Victor’s smile faded. He shook his head. “Don’t say that.”
“You have so much ahead of you.”
“What about us?” He was grasping her hand in both of his now, like a man trying to hold on to water as it trickles away. “You and I, Nina, we’re not like everyone else! We always used to say that to each other. Don’t you remember? How we were different. We were special. And nothing could ever happen to us?”
“But something has, Victor,” she murmured. “Something has happened to me.”
“And I will take care of it.”
She said nothing, only shook her head sadly.
It seemed to Victor that the last thing he saw, as Nina’s eyelids closed again, was a look of quiet defiance. He gazed down at her hand, the one he’d been holding so possessively. And he saw that it was closed, in a fist.
* * *
It was nearly midnight when Detective Lundquist dropped off an exhausted Abby at her front door. She saw that Mark’s car was not parked in the driveway. When she stepped inside the house, she could feel its emptiness as clearly as one senses a chasm yawning at one’s feet. He’s had an emergency at the hospital, she thought. It was not
unusual for him to leave the house late at night, called into Bayside to tend to a gunshot wound or a stabbing. She tried to visualize him as she had seen him so many times before in the OR, his face masked in blue, his gaze focused downward, but she could not seem to come up with the image. It was as though the memory, the old reality, had been erased.
She went to the answering machine, hoping he’d left a voice memo on the recorder. All she found were two phone messages. Both were from Vivian, and the number she’d left had an out-of-state area code. She was still in Burlington. It was too late now to call her back. She’d try in the morning.
Upstairs, she stripped off her wet clothes, threw them in the washing machine, and stepped into the shower. She noticed the tiles were dry; Mark hadn’t used the shower tonight. Had he even been home?
As the hot water beat down on her shoulders, she stood with her eyes closed, thinking. Dreading what she’d have to say to Mark. This was why she had returned to his house tonight. The time had come to confront him, to demand answers. The uncertainty had become unbearable.
After she got out of the shower, she sat down on the bed and called in a page for Mark. She was startled when the phone rang almost immediately.
“Abby?” It wasn’t Mark, but Katzka. “Just checking to see if you’re okay. I called a little while ago and there was no answer.”
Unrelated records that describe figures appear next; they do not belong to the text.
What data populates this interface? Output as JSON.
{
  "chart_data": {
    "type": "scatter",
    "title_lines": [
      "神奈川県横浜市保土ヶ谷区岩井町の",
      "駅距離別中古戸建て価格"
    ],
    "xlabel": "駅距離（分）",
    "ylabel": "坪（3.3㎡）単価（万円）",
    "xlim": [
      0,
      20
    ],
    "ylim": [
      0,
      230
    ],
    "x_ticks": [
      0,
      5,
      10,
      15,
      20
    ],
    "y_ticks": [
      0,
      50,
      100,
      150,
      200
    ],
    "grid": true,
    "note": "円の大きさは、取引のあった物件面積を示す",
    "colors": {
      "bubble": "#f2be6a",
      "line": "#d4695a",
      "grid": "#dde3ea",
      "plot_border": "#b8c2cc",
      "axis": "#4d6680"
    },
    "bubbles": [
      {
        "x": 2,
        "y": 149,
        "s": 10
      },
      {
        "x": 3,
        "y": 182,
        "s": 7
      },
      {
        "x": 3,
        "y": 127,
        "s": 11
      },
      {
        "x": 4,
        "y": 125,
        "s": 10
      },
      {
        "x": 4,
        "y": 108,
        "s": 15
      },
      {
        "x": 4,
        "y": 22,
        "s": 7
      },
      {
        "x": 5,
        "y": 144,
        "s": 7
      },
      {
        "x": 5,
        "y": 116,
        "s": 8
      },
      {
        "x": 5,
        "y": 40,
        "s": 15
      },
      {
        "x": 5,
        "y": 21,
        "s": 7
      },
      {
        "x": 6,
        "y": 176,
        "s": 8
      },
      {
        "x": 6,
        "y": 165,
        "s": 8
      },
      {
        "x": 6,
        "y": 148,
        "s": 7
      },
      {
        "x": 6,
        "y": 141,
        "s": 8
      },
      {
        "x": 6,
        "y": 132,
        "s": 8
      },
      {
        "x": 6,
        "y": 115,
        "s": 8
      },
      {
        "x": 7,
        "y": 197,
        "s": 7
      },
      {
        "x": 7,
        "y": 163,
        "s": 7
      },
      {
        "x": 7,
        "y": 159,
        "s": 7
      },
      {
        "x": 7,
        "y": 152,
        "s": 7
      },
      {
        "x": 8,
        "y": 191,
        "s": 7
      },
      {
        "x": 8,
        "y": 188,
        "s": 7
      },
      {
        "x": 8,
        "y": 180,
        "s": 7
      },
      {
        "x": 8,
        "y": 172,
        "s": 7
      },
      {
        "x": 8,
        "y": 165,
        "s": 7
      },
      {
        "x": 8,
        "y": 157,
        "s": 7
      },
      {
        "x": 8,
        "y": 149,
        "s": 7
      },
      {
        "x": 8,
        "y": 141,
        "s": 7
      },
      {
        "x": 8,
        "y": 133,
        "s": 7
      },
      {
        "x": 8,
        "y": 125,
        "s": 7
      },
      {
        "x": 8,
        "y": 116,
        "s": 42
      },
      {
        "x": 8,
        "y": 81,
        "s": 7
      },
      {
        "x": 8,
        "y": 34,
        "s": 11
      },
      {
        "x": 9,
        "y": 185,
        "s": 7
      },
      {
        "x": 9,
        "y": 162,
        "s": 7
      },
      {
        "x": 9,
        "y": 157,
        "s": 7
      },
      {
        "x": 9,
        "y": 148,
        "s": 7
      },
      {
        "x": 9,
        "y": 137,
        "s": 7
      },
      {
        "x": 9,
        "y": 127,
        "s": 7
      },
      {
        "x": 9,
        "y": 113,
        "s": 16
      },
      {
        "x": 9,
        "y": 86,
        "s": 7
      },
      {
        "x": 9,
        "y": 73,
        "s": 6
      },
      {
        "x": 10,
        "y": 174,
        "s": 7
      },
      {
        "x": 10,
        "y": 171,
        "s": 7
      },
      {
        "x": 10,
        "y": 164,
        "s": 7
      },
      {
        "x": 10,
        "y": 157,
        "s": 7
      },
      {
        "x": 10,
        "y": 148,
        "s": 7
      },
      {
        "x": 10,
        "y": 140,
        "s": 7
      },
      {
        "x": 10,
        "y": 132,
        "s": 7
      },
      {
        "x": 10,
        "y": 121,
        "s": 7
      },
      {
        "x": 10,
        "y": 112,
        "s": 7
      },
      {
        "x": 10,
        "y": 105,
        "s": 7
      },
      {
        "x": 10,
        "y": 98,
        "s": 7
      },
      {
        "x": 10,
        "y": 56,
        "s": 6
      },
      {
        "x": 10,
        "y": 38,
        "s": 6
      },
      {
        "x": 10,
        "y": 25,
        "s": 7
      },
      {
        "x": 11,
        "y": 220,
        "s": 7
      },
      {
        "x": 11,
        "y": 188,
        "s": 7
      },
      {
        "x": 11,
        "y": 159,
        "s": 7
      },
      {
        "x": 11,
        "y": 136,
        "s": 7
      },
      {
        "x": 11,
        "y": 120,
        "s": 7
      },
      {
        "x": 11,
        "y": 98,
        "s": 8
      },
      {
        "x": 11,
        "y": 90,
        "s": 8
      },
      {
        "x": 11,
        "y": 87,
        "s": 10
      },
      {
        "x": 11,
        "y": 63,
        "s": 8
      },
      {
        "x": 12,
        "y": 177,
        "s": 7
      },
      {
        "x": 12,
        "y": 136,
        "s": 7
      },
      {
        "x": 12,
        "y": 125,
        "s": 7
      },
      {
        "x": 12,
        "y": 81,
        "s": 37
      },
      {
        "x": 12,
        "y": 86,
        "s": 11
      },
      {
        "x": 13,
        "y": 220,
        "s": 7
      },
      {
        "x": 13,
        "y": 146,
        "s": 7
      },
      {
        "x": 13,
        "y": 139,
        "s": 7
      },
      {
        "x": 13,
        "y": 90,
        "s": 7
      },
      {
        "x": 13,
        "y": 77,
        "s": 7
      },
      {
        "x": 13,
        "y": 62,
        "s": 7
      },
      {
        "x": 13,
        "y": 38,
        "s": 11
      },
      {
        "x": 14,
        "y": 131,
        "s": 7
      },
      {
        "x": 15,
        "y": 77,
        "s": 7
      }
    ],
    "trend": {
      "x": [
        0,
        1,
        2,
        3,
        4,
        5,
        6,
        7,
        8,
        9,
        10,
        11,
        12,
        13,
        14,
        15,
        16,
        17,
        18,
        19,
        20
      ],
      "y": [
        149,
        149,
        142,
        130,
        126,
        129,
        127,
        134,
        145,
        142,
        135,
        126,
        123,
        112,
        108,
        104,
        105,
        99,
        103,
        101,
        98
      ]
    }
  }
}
“I was in the shower. I’m fine, Katzka. I’m just waiting for Mark to get home.”
A pause. “You’re by yourself?”
His note of concern brought a faint smile to her lips. Scratch that armor of his, and you’d find a real man under there after all.
“I locked all the doors and windows,” she said. “Just like you told me.” Over the phone, she could hear a background buzz of voices, along with the squeal of a police radio, and she could picture him standing on that dock, the blue emergency lights flashing on his face. “What’s happening over there?” she asked.
“We’re waiting for the divers. The equipment’s already in position.”
“You really think the driver’s still trapped in the van?”
“I’m afraid so.” He sighed, and it was a sound of such profound weariness, she gave a murmur of concern.